The martyrdom of Karuṇāśrīmitra
Roughly one thousand years ago a roughly similar sight greeted a marauding army from Bengal. For reasons best known to themselves they came here - the great monastery of Somapura - to set it on fire. We know of this because four academic generations later a monk called Vipulaśrīmitra commissioned an inscription describing how the fountainhead of his lineage met his end in this sad event.
"For example, we find construction in honor of the martyrdom of the eminent monk Karuṇāśrīmitra, who went to the Buddha's heaven after having been burned to death by a Baṅgāla army while he was trying to save his monastery of Somapura. A disciple in his line constructed statues and monasteries in several locales around North India, including a monastery specifically dedicated to his Vinaya lineage, the Mitras. The interesting part, though, is the inscription celebrating this in the proximity of the Nālandā grounds, where it was set up so that its message might gain greater response and achieve the public appreciation that was its due."Ronald Davidson, Indian Esoteric Buddhism (p. 110)

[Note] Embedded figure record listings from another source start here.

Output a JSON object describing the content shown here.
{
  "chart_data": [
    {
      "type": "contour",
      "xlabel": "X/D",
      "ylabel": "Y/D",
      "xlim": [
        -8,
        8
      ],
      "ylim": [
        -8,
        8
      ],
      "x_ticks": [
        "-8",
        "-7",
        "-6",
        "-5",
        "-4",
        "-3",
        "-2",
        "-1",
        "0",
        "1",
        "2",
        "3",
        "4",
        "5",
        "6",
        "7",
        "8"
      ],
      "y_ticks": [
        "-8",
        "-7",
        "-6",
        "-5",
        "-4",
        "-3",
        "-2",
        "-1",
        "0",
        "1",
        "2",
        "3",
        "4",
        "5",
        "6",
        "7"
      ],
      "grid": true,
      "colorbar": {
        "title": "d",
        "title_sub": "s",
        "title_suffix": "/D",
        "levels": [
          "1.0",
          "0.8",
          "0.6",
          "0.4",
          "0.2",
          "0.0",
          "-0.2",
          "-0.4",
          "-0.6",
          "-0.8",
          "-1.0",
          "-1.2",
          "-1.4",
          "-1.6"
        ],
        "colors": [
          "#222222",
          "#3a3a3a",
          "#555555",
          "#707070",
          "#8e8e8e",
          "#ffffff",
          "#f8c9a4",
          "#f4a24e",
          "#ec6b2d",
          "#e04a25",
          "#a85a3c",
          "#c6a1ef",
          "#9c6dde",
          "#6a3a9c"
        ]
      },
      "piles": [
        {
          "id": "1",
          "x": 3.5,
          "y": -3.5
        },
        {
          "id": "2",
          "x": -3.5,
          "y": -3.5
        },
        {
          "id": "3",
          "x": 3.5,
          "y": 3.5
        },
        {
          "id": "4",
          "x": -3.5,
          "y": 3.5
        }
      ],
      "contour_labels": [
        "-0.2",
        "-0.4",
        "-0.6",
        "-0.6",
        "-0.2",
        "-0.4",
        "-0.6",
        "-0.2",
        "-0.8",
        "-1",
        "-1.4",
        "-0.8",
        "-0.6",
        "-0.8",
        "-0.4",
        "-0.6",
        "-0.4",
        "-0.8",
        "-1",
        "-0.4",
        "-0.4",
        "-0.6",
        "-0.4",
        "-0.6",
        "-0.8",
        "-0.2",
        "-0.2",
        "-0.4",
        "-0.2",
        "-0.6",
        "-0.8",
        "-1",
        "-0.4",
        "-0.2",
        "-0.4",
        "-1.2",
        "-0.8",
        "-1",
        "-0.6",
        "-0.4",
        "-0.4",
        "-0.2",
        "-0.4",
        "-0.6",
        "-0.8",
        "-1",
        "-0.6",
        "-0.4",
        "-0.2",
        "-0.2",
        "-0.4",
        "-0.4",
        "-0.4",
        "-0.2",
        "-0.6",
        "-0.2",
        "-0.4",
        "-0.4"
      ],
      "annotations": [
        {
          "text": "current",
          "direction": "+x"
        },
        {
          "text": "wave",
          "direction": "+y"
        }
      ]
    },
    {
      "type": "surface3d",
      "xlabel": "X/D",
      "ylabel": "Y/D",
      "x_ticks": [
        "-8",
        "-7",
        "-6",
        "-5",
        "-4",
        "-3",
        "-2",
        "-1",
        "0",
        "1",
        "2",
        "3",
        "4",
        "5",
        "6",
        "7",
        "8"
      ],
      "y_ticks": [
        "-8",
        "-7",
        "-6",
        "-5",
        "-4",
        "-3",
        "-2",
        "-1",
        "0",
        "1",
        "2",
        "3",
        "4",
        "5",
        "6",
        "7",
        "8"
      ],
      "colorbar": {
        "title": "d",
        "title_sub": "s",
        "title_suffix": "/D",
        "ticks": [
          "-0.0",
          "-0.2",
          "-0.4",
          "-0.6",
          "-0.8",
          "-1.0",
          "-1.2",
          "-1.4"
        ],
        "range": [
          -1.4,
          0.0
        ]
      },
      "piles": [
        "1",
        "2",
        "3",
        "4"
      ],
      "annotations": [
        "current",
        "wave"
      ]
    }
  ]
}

There are several problems with these statements. It seems that the inscription was not commissioned to commemorate Karuṇāśrīmitra's martyrdom, but rather the collective achievements of Vipulaśrīmitra himself and possibly his masters beginning with Karuṇāśrīmitra. That an army should burn monks is not unusual, attrocities are committed everywhere and against everyone. But here it seems that Karuṇāśrīmitra simply refused to leave the hall which was burning around him. Instead he clutched the feet of the Buddha (most likely an image) and died, presumably consumed by the fire. He did not go to "the Buddha's heaven", this somewhat odd collocation is the result of miscontruing a genitive. The text simply says in a polite manner that 'he died', lit. 'went to heaven'. Whether he was trying to save the monastery or not is unclear. I do not see any strong evidence for this in the verse. There are more problems with the paragraph, but I'll leave it here for the moment. Instead, here is the stanza in question:
śrīmatSomapure babhūva Karuṇāśrīmitranāmā yatiḥ
kāruṇyād guṇasaṃpado hitasukhādhānād api prāṇināṃ[|]
yo Vaṅgālabalair upetya dahanakṣepāj jvalaty ālaye
saṃlagnaś caraṇāravindayugale Buddhasya yāto divam|| 
"There was in majestic Somapura an ascetic/a devotee called Karuṇāśrīmitra, who - because of his compassion, abundance of virtues, as well as his dedication to act for the welfare and happiness of beings - when the armies of Bengal arrived and started a conflagration, passed away in a burning hall clutching the lotus-feet of the Buddha."